Stephen Waterman, the head of the U.S. Centers for Disease Control and Prevention's Dengue Branch, who was not involved in the Takeda study, says a highly effective dengue vaccine could be a game-changer in controlling this expanding disease.

"We are not getting a better handle on [dengue] worldwide," he says. "There's been a steady trend of an increasing number of cases."

But developing dengue vaccines has been difficult, he says. There are four different strains of dengue, and the vaccine needs different elements to fight each one.

"Because of the four different viruses involved, you need to package four different viruses into one vaccine," he says. In the past, researchers have had trouble doing that effectively.

Asked what rate of efficacy he'd like to see in a new dengue vaccine, Waterman says with a laugh, "Well, everybody's shooting for 100%, but that's impossible." Still, anything above 50% could have an impact on public health, he says. The 80% being touted by Takeda he calls "excellent." But he adds that he still wants to see more data on TAK-003.

"Dengue is a tricky disease in terms of the antibodies that come from vaccines to protect against it," Waterman says. "So I think we would want to see the full trial data over a longer period of time to be convinced of the efficacy is that high."

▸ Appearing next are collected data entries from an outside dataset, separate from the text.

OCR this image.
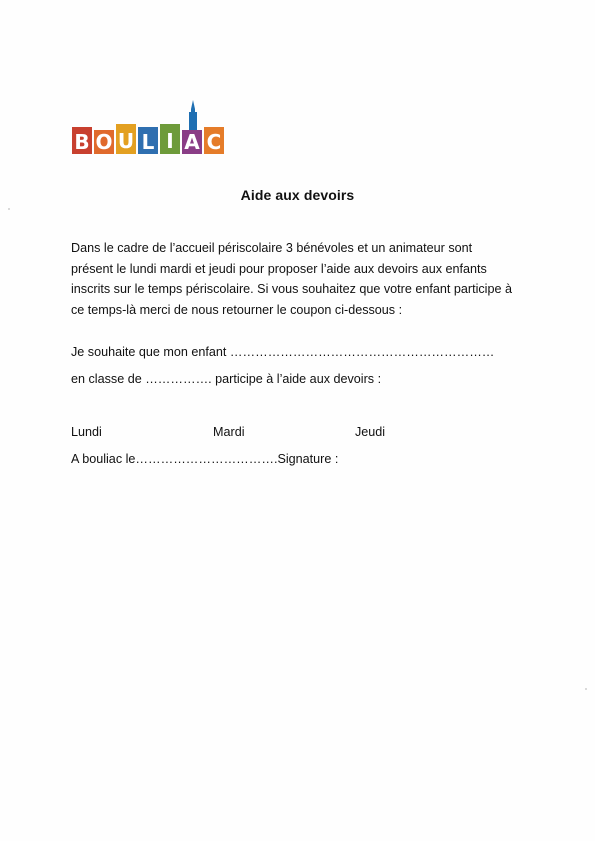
B O U L I A C
Aide aux devoirs

Dans le cadre de l’accueil périscolaire 3 bénévoles et un animateur sont
présent le lundi mardi et jeudi pour proposer l’aide aux devoirs aux enfants
inscrits sur le temps périscolaire. Si vous souhaitez que votre enfant participe à
ce temps-là merci de nous retourner le coupon ci-dessous :

Je souhaite que mon enfant ………………………………………………………

en classe de ……………. participe à l’aide aux devoirs :

Lundi	Mardi	Jeudi

A bouliac le…………………………….Signature :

The world's first dengue vaccine, Dengvaxia, was licensed in 2015. But it caused a major scandal two years ago in the Philippines. After nearly a million Filipino children had been vaccinated with Dengvaxia, the drug's manufacturer, Sanofi, announced that the inoculation might actually make dengue worse in some people. It was a public health and public relations fiasco that significantly undermined many Filipinos' confidence in vaccines in general.

Wallace says Takeda's new product is fundamentally different from Dengvaxia. TAK-003 is built around a live but weakened dengue virus, while Dengvaxia is based on a strain of the yellow fever virus.

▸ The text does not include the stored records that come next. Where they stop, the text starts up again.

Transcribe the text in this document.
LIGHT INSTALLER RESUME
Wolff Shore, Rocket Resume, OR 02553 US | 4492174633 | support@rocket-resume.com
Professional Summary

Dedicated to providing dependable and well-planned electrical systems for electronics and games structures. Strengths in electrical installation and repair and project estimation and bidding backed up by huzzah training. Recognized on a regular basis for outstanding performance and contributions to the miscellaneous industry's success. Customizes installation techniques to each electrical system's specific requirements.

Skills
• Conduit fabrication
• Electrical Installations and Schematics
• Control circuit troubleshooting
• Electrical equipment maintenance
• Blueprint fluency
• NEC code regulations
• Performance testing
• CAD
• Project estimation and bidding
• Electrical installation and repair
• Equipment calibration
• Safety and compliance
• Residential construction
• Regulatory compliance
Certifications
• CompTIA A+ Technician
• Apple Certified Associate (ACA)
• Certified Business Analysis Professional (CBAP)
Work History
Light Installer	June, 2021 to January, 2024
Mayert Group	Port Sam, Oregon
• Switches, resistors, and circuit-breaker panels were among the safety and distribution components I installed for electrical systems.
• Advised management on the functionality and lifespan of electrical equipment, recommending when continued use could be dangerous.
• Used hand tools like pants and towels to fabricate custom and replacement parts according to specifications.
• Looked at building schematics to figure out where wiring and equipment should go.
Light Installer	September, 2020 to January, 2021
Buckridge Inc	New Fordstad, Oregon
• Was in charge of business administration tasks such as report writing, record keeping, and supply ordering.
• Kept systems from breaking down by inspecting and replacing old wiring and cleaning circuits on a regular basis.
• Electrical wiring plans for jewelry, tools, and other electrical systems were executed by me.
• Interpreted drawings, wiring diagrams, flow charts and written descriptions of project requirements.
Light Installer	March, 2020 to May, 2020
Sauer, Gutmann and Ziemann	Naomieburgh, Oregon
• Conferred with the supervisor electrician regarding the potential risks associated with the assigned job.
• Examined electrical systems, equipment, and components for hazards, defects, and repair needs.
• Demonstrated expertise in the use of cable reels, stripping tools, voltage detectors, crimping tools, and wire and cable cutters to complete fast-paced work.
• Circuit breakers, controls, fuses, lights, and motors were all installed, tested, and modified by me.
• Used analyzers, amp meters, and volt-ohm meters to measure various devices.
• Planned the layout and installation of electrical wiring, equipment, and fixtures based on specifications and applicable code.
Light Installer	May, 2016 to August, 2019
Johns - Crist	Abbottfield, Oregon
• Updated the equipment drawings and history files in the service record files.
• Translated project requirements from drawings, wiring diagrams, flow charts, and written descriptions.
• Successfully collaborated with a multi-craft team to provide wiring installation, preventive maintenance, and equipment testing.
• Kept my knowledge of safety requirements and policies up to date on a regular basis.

"We have not seen any evidence of an increase in severe dengue as a result of vaccination in this study, but it is important that we continue to look at this over a longer period of time," Wallace says.

Takeda intends to continue to monitor the thousands of kids who were vaccinated with TAK-003 for several more years.

The Takeda dengue vaccine still needs to win regulatory approval before it's made available to the public. Company officials, however, are confident they'll get it. This week Takeda opened a 100 million-euro factory in Germany exclusively to manufacture TAK-003.